LA MÉMOIRE ET L’AMER
PAR CHRISTIAN LARRÈDE
En 1945, un massacre aurait eu lieu dans un village autrichien, faisant plusieurs centaines de victimes juives. Un historien orthodoxe tente de situer le charnier, d’autant que la municipalité de Lendsdorf envisage un projet immobilier sur le site.

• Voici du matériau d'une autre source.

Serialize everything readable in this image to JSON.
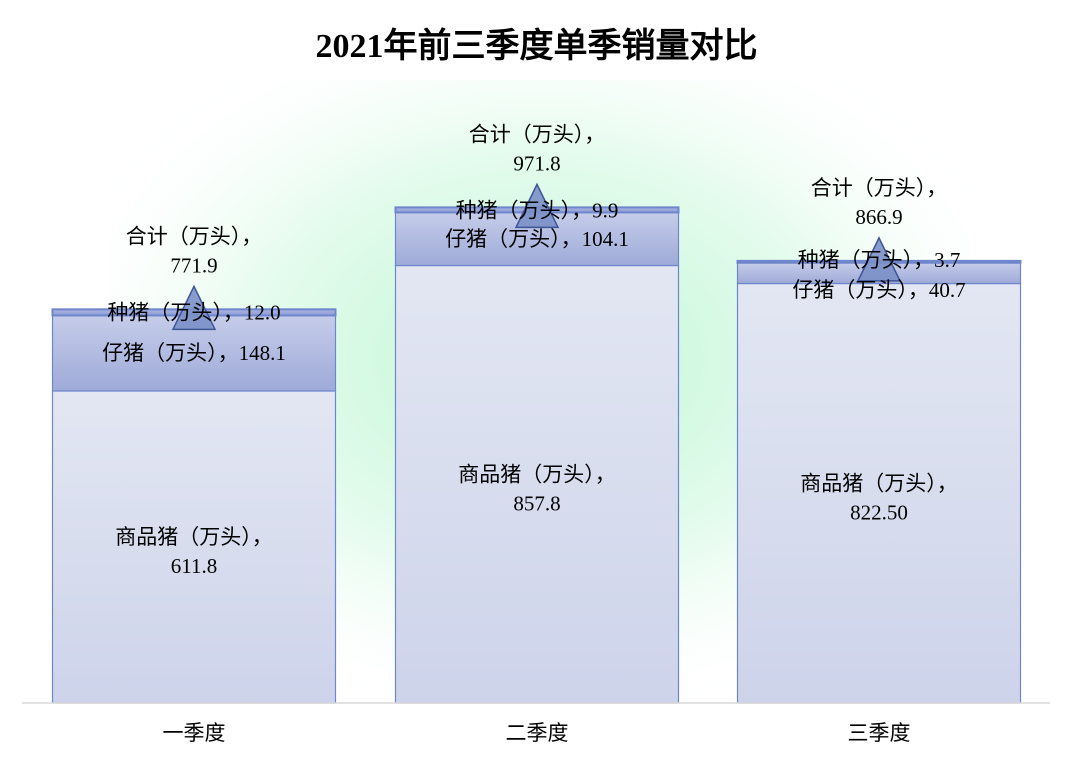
{
  "chart_data": {
    "type": "bar",
    "stacked": true,
    "title": "2021年前三季度单季销量对比",
    "categories": [
      "一季度",
      "二季度",
      "三季度"
    ],
    "series": [
      {
        "name": "商品猪（万头）",
        "values": [
          611.8,
          857.8,
          822.5
        ],
        "labels": [
          "611.8",
          "857.8",
          "822.50"
        ]
      },
      {
        "name": "仔猪（万头）",
        "values": [
          148.1,
          104.1,
          40.7
        ],
        "labels": [
          "148.1",
          "104.1",
          "40.7"
        ]
      },
      {
        "name": "种猪（万头）",
        "values": [
          12.0,
          9.9,
          3.7
        ],
        "labels": [
          "12.0",
          "9.9",
          "3.7"
        ]
      }
    ],
    "total": {
      "name": "合计（万头）",
      "values": [
        771.9,
        971.8,
        866.9
      ],
      "labels": [
        "771.9",
        "971.8",
        "866.9"
      ]
    },
    "ylim": [
      0,
      1200
    ],
    "grid": false,
    "legend": "none",
    "colors": {
      "commodity_fill_top": "#e3e7f3",
      "commodity_fill_bottom": "#cdd3ea",
      "piglet_fill_top": "#c6cdea",
      "piglet_fill_bottom": "#9eaad8",
      "breeding_fill": "#97a5d9",
      "bar_stroke": "#6f86cc",
      "total_marker": "#7b90c8",
      "background_glow": "#b8f5cf"
    }
  }
}
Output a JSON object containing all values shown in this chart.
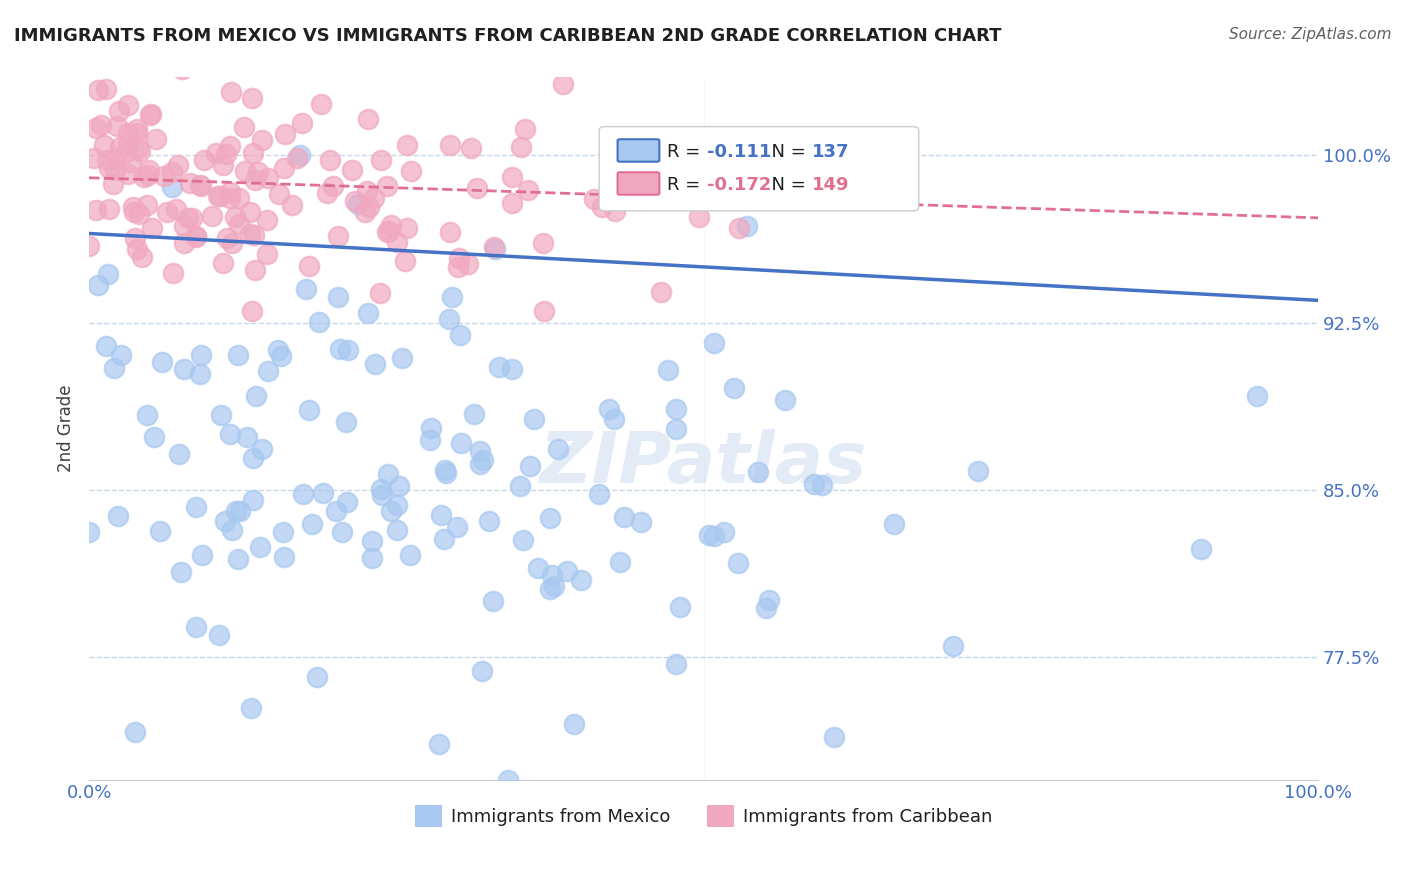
{
  "title": "IMMIGRANTS FROM MEXICO VS IMMIGRANTS FROM CARIBBEAN 2ND GRADE CORRELATION CHART",
  "source": "Source: ZipAtlas.com",
  "xlabel_bottom": "",
  "ylabel": "2nd Grade",
  "x_min": 0.0,
  "x_max": 1.0,
  "y_min": 0.72,
  "y_max": 1.035,
  "yticks": [
    0.775,
    0.85,
    0.925,
    1.0
  ],
  "xticks": [
    0.0,
    1.0
  ],
  "xtick_labels": [
    "0.0%",
    "100.0%"
  ],
  "ytick_labels": [
    "77.5%",
    "85.0%",
    "92.5%",
    "100.0%"
  ],
  "mexico_R": -0.111,
  "mexico_N": 137,
  "caribbean_R": -0.172,
  "caribbean_N": 149,
  "mexico_color": "#a8c8f0",
  "caribbean_color": "#f0a8c0",
  "mexico_line_color": "#4472c4",
  "caribbean_line_color": "#e07090",
  "legend_label_mexico": "Immigrants from Mexico",
  "legend_label_caribbean": "Immigrants from Caribbean",
  "watermark": "ZIPatlas",
  "background_color": "#ffffff",
  "grid_color": "#c8d8e8",
  "title_color": "#202020",
  "axis_label_color": "#4472c4",
  "tick_label_color": "#4472c4"
}
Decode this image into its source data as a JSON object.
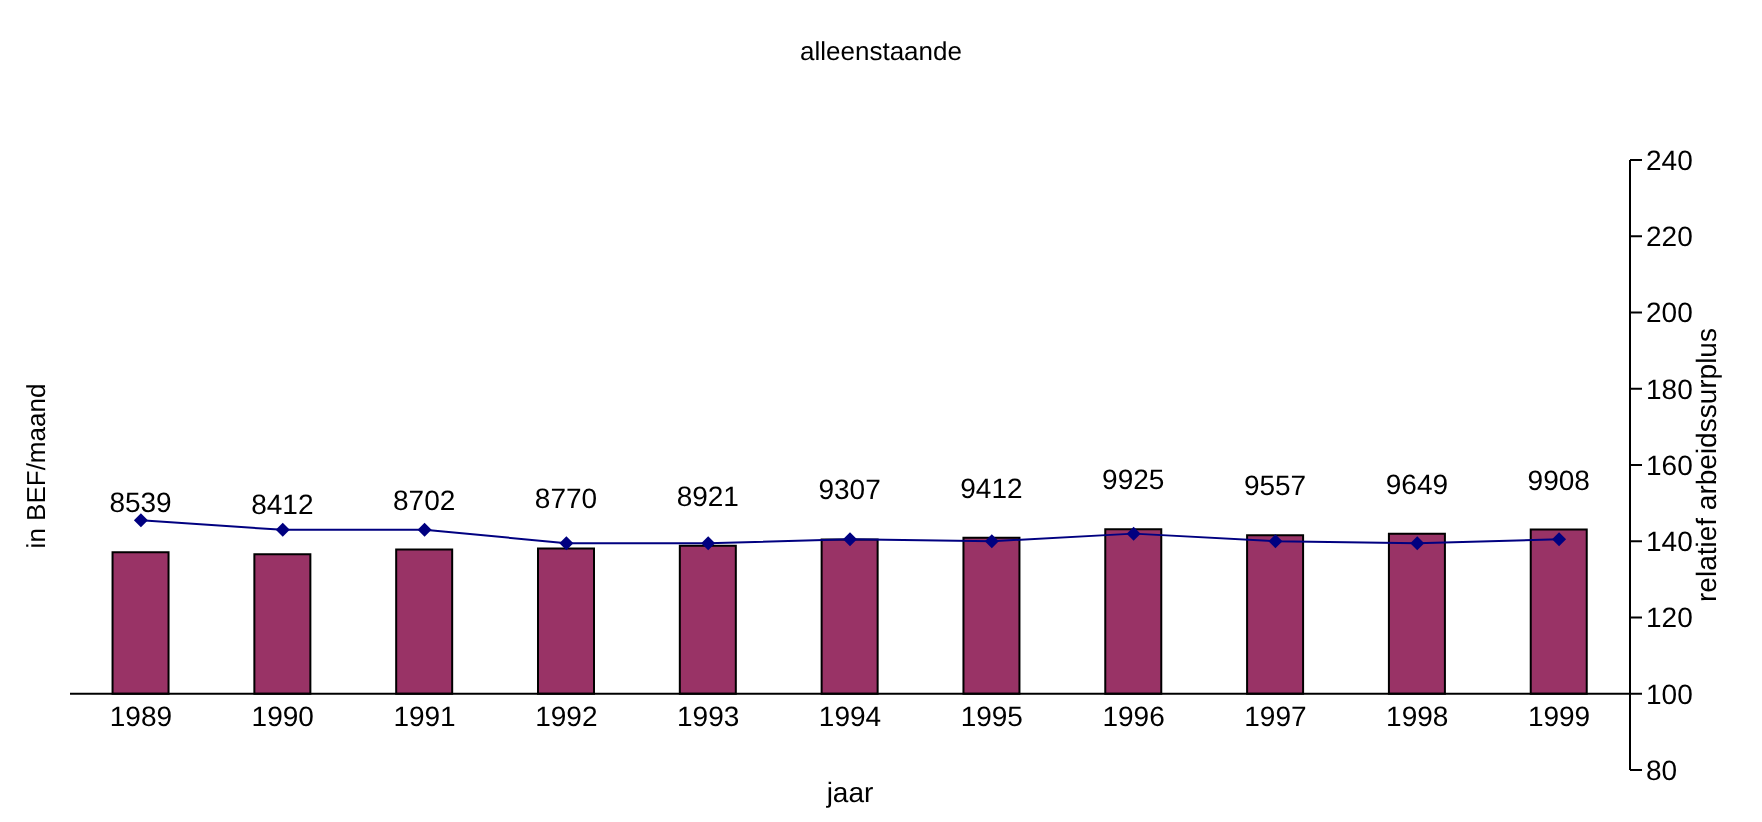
{
  "chart_data": {
    "type": "bar",
    "title": "alleenstaande",
    "xlabel": "jaar",
    "ylabel": "in BEF/maand",
    "y2label": "relatief arbeidssurplus",
    "categories": [
      "1989",
      "1990",
      "1991",
      "1992",
      "1993",
      "1994",
      "1995",
      "1996",
      "1997",
      "1998",
      "1999"
    ],
    "series": [
      {
        "color": "#993366",
        "values": [
          8539,
          8412,
          8702,
          8770,
          8921,
          9307,
          9412,
          9925,
          9557,
          9649,
          9908
        ],
        "value_labels": [
          "8539",
          "8412",
          "8702",
          "8770",
          "8921",
          "9307",
          "9412",
          "9925",
          "9557",
          "9649",
          "9908"
        ]
      },
      {
        "type": "line",
        "axis": "y2",
        "color": "#000080",
        "marker": "diamond",
        "values": [
          145.5,
          143,
          143,
          139.5,
          139.5,
          140.5,
          140,
          142,
          140,
          139.5,
          140.5
        ]
      }
    ],
    "ylim": [
      -4600,
      32200
    ],
    "y2lim": [
      80,
      240
    ],
    "y2ticks": [
      80,
      100,
      120,
      140,
      160,
      180,
      200,
      220,
      240
    ]
  }
}
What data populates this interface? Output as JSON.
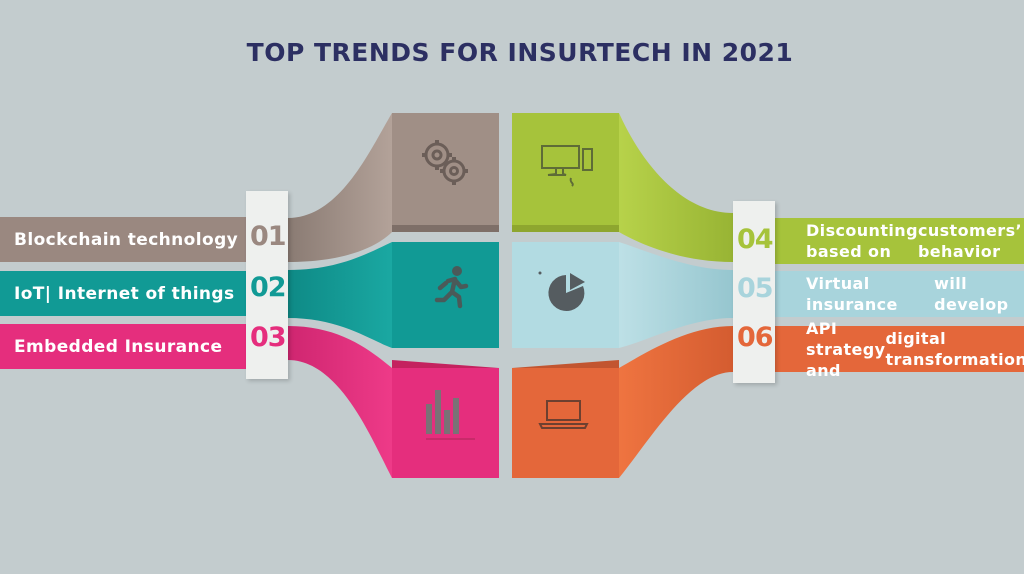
{
  "title": "TOP TRENDS FOR INSURTECH IN 2021",
  "colors": {
    "background": "#c3ccce",
    "title": "#2c2f62",
    "brown": "#9a8880",
    "teal": "#119a95",
    "pink": "#e52e7d",
    "green": "#a6c33b",
    "light_blue": "#a8d4dc",
    "orange": "#e4673a"
  },
  "left_items": [
    {
      "number": "01",
      "label": "Blockchain technology",
      "color": "#9a8880",
      "icon": "gears-icon"
    },
    {
      "number": "02",
      "label": "IoT| Internet of things",
      "color": "#119a95",
      "icon": "running-person-icon"
    },
    {
      "number": "03",
      "label": "Embedded Insurance",
      "color": "#e52e7d",
      "icon": "bar-chart-icon"
    }
  ],
  "right_items": [
    {
      "number": "04",
      "line1": "Discounting based on",
      "line2": "customers’ behavior",
      "color": "#a6c33b",
      "icon": "desktop-computer-icon"
    },
    {
      "number": "05",
      "line1": "Virtual insurance",
      "line2": "will develop",
      "color": "#a8d4dc",
      "icon": "pie-chart-icon"
    },
    {
      "number": "06",
      "line1": "API strategy and",
      "line2": "digital transformation",
      "color": "#e4673a",
      "icon": "laptop-icon"
    }
  ]
}
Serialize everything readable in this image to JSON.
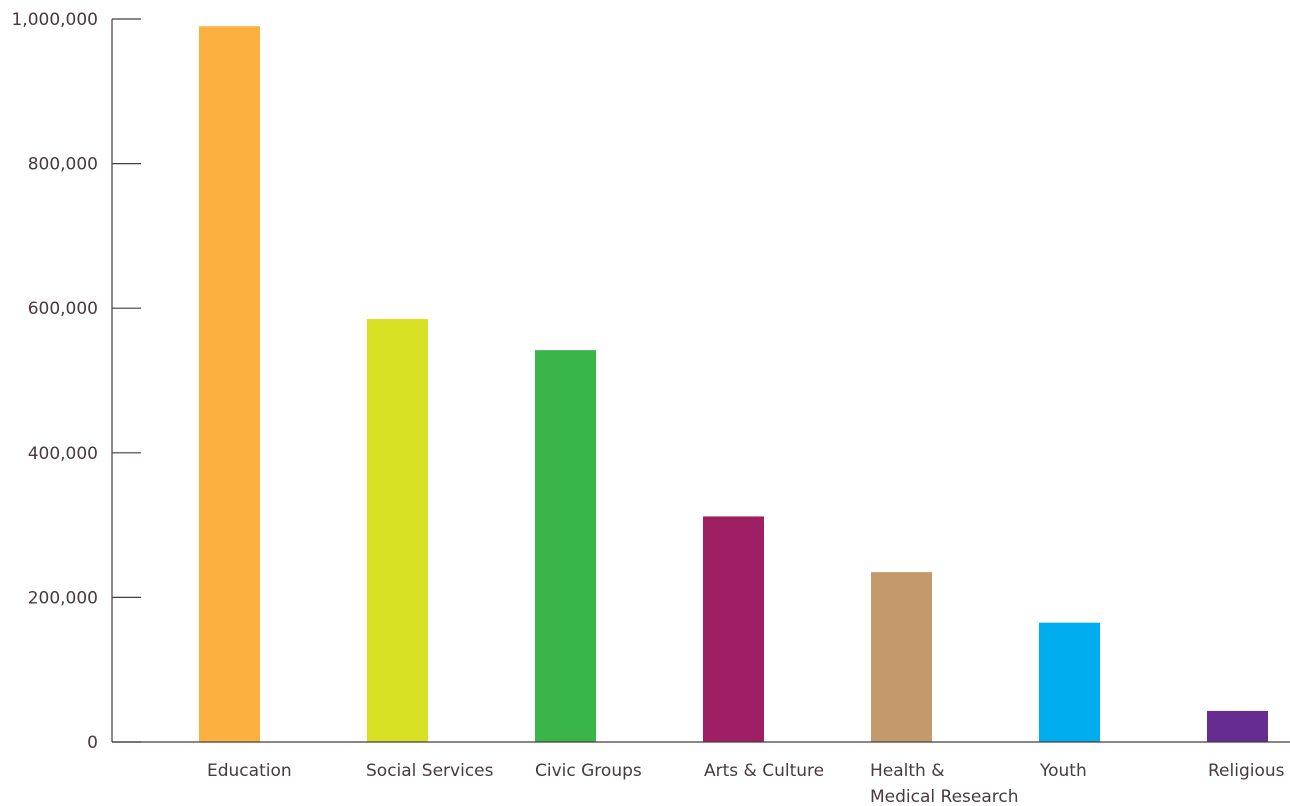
{
  "chart_data": {
    "type": "bar",
    "title": "",
    "xlabel": "",
    "ylabel": "",
    "categories": [
      [
        "Education"
      ],
      [
        "Social Services"
      ],
      [
        "Civic Groups"
      ],
      [
        "Arts & Culture"
      ],
      [
        "Health &",
        "Medical Research"
      ],
      [
        "Youth"
      ],
      [
        "Religious"
      ]
    ],
    "values": [
      990000,
      585000,
      542000,
      312000,
      235000,
      165000,
      43000
    ],
    "colors": [
      "#fbb040",
      "#d7e022",
      "#39b54a",
      "#9e1f63",
      "#c49a6c",
      "#00aeef",
      "#662d91"
    ],
    "ylim": [
      0,
      1000000
    ],
    "yticks": [
      0,
      200000,
      400000,
      600000,
      800000,
      1000000
    ],
    "ytick_labels": [
      "0",
      "200,000",
      "400,000",
      "600,000",
      "800,000",
      "1,000,000"
    ],
    "grid": false,
    "axis_color": "#4a3a3f"
  }
}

Ce film constitue l’évidente évocation du massacre de Rechnitz, au cours duquel, après une sauterie dans le château de la ville, les nazis ont massacré 200 juifs hongrois qui avaient été déportés dans cette commune autrichienne. Mais Les Témoins… est également un thriller, dont le ressort majeur reste cette course poursuite opposant un savant, qui ne croit qu’au triomphe de la vérité, et des promoteurs. Et c’est enfin une réflexion sur l’appartenance ethnique, culturelle et religieuse, servie par un de ces rictus sardoniques que nous réserve parfois la vie. Pour son premier film, Amichai Greenber saisit à bras-le-corps la problématique de la Shoah, et l’interpellation de la mémoire qu’elle implique. De belles idées (les pérégrinations, filmées en plongée, du savant dans les tranchées de fouilles creusées par les pelleteuses) ne dissimulent toutefois pas que le metteur-en-scène se raccroche souvent aux branches de l’académisme. Cette frilosité nuit donc au discours, en nivelant émotions et conflits, et en atténuant la puissance potentielle de l’histoire. Et c’est paradoxalement, contrebalançant l’austérité de l’investigation, dans les scènes intimes de quête existentielle que jaillit une vigueur inattendue. Sans dévoiler l’issue de l’enquête, on peut assurer qu’en bénéfice collatéral, cette dernière fait de l’historien un homme libre.